We are a software company that provides some great products, managed by an outdated admin site.

We want to re-design the admin site and create a toolbox for our clients that helps us report the data that is stored/edited by that admin.

We are considering making two separate UI's and also making it one UI separated by user permissions so that our clients don't have admin functionality. How would you decide which route to go?


I had experience with both approaches reaching the market. I find that having one UI component is better in most cases, especially if you look at the long term planning. If reporting features are configurable or require little coding to adapt to different data sets, incorporating them into other aspects of the product helps with user's decision making. For example, admin of the database needs to schedule maintenance window and would like to see usage peaks and troughs. But this is more project management approach than UX.

Looking at pure UX, if you are 100% UX driven, it really depends on your user stories. Two separate UIs is better if you want everyone to instantly recognize, what part of the system they are in and if there is very little or no overlapping functionality. A single UI allows for shorter learning curve if there is a chance the same person will use both UIs.

Another angle is how many features admin UI has. If the system has hundreds of functional points and supports even more scenarios, it might be an overkill to introduce reporting into it. Reporting too can be overly complicated with various BI tools involved.

I will stop from it taking further, as I am not sure I understand the logic behind "toolbox for our clients that helps us report the data that is edited by that admin". If it is a toolbox for the clients then you, as a software company, should not be involved in report generation, in my mind at least.

  • I think you hit the main tension here which is, the question of the overlapping functionality. I could create two functioanlity audits for each component and then compare where the overlap is - but how do I determine how much overlap calls for a combined UI? If 50% of the functionality is the same? 60? 80? Obviously there is no rule of thumb, but as you said I am worried about this combined UI's not being easily recognized and not feeling like a an admin tool or a reporting tool - just this large mess. Dec 16 '13 at 3:11

I recently had to make the same decision with the current project that I'm working on. Basically, there was a use case for a rep with limited permissions and a use case for an admin with all permissions to create, edit, etc. My situation may be a little bit different than yours due to certain feature sets within the app, however in my case, most features that were available to the rep were also available to the system admin, but they obviously had more features at their disposal.

Given that both users will have different accounts, the system admin can define and allocate permissions which in turn, removes/adds features accordingly. So depending on whether you're a normal rep or a sysadmin, you'll either have a limited amount of features available to you or everything.

Now, does this affect the UI and the decisions that you make with it? Absolutely. If you want to create an experience that is familiar across all users regardless of permissions, if that's the way you want to go, then how you design the interface is important.

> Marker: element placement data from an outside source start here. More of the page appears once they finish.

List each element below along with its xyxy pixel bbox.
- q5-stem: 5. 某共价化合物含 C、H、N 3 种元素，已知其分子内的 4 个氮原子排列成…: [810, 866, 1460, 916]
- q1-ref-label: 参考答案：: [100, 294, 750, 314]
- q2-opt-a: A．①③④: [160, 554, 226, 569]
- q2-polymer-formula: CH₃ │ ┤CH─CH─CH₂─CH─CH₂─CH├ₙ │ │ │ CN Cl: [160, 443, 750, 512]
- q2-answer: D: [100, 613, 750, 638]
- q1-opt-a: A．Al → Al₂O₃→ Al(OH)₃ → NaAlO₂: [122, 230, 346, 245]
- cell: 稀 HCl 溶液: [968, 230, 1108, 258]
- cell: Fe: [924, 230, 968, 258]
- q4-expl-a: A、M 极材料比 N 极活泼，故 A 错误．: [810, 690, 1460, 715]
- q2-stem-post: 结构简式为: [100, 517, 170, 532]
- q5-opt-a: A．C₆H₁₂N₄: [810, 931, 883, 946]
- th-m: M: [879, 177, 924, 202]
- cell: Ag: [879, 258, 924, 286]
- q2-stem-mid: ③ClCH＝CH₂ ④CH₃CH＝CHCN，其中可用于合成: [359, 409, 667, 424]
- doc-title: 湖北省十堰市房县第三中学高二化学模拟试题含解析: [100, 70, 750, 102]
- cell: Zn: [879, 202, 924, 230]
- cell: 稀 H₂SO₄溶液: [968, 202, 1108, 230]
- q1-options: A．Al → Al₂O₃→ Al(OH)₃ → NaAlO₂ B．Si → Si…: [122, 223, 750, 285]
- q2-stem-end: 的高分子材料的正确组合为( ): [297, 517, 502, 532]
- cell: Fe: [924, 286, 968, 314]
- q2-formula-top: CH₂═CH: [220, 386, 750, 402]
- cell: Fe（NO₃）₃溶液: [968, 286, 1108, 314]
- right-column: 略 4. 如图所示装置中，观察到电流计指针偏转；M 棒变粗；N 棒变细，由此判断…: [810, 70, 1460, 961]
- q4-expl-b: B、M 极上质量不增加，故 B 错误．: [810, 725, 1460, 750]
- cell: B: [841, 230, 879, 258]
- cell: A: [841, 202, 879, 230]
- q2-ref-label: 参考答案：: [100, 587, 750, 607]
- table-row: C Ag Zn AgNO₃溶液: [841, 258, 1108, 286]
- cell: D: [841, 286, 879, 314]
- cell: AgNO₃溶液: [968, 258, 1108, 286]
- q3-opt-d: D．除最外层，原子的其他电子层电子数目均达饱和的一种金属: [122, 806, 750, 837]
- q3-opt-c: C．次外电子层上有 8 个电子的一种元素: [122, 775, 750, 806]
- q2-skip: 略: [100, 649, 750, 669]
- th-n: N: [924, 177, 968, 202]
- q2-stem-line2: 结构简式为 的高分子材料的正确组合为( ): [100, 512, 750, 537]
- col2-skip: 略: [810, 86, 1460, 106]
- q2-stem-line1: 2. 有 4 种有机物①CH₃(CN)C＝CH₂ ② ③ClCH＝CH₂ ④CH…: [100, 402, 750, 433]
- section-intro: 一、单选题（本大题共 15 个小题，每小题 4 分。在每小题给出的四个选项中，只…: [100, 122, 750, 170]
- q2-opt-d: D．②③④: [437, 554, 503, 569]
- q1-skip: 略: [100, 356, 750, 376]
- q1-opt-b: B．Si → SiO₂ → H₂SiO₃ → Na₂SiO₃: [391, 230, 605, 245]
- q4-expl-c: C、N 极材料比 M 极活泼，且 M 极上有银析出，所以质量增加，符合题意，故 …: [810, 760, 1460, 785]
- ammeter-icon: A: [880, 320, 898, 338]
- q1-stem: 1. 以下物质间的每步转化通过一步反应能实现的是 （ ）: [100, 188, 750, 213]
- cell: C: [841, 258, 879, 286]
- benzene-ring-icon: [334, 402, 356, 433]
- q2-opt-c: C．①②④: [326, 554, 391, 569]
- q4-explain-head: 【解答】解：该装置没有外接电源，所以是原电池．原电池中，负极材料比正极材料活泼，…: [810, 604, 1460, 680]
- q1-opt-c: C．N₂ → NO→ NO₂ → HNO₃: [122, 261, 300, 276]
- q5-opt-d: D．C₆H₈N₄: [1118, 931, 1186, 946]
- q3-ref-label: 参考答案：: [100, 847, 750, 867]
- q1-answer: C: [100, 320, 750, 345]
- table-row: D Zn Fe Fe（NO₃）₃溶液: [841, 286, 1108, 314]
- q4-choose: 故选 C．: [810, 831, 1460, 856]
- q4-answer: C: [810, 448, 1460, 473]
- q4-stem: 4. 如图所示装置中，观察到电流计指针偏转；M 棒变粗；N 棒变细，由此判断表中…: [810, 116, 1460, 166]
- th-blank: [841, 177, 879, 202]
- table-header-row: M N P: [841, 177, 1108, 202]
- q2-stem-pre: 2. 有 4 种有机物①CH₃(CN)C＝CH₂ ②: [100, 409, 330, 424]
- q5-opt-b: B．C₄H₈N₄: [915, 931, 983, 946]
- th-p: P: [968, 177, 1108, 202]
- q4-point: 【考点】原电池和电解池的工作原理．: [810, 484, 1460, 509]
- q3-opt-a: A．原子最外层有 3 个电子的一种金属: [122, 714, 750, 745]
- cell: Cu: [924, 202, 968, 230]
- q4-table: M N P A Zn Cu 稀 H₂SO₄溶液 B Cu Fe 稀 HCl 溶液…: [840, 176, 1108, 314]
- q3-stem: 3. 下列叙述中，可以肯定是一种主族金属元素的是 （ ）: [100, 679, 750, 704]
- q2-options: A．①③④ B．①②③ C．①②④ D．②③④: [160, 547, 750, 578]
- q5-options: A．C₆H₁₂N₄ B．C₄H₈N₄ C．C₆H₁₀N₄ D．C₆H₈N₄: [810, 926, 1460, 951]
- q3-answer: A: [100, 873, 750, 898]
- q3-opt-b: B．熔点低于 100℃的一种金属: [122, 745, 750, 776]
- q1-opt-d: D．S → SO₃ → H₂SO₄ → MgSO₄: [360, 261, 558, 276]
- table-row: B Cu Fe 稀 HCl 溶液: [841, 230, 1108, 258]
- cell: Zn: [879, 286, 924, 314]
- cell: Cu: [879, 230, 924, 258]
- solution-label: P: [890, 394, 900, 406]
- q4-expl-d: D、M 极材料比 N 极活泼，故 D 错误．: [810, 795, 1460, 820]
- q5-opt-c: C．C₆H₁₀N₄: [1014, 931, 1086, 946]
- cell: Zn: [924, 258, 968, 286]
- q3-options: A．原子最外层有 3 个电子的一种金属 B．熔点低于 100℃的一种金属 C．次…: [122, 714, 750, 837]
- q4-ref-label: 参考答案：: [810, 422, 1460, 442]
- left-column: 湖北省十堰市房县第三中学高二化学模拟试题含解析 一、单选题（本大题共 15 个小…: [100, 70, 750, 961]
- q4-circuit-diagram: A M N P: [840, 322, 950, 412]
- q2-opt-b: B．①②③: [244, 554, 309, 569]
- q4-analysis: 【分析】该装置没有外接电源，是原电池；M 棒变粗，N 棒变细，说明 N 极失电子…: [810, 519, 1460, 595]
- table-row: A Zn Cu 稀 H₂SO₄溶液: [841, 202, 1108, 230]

The approach I did was segmented most features into their own blocks per se. This means being cognizant of what features rely on what, however if done right you can still make the experience similar with or without a certain feature for both parties.

In the end, it really depends on the particular use cases. Fortunately in my case, having it so there's a limited feature set for one party through permission and little more available for the other (and not being superfluous at the same time)it creates a consistent experience for both users and is less time to market with having only to build one product.


It is not so much how to decide but rather what information you will use to make the decision. There are always multiple competing priorities when it comes to the limitations and scope for UX design, and you may find that perhaps time and budget are your biggest roadblocks rather than UX design decisions.

It seems like there needs to be a better understanding of your users, or else you will just be making a lot of assumptions about how the system should be designed in theory. I would suggest that it is probably better to base that decision largely on users rather than in a limited capacity. Otherwise should just wait until users complain before overhauling the design rather than building an interface that doesn't really cater for anyone properly.

I think if you base the decision on the amount of risk versus the amount of information you have access to and find the right balance for the project then you can't go wrong, or if you find that you've missed something in the analysis, at least there is a way to move forward.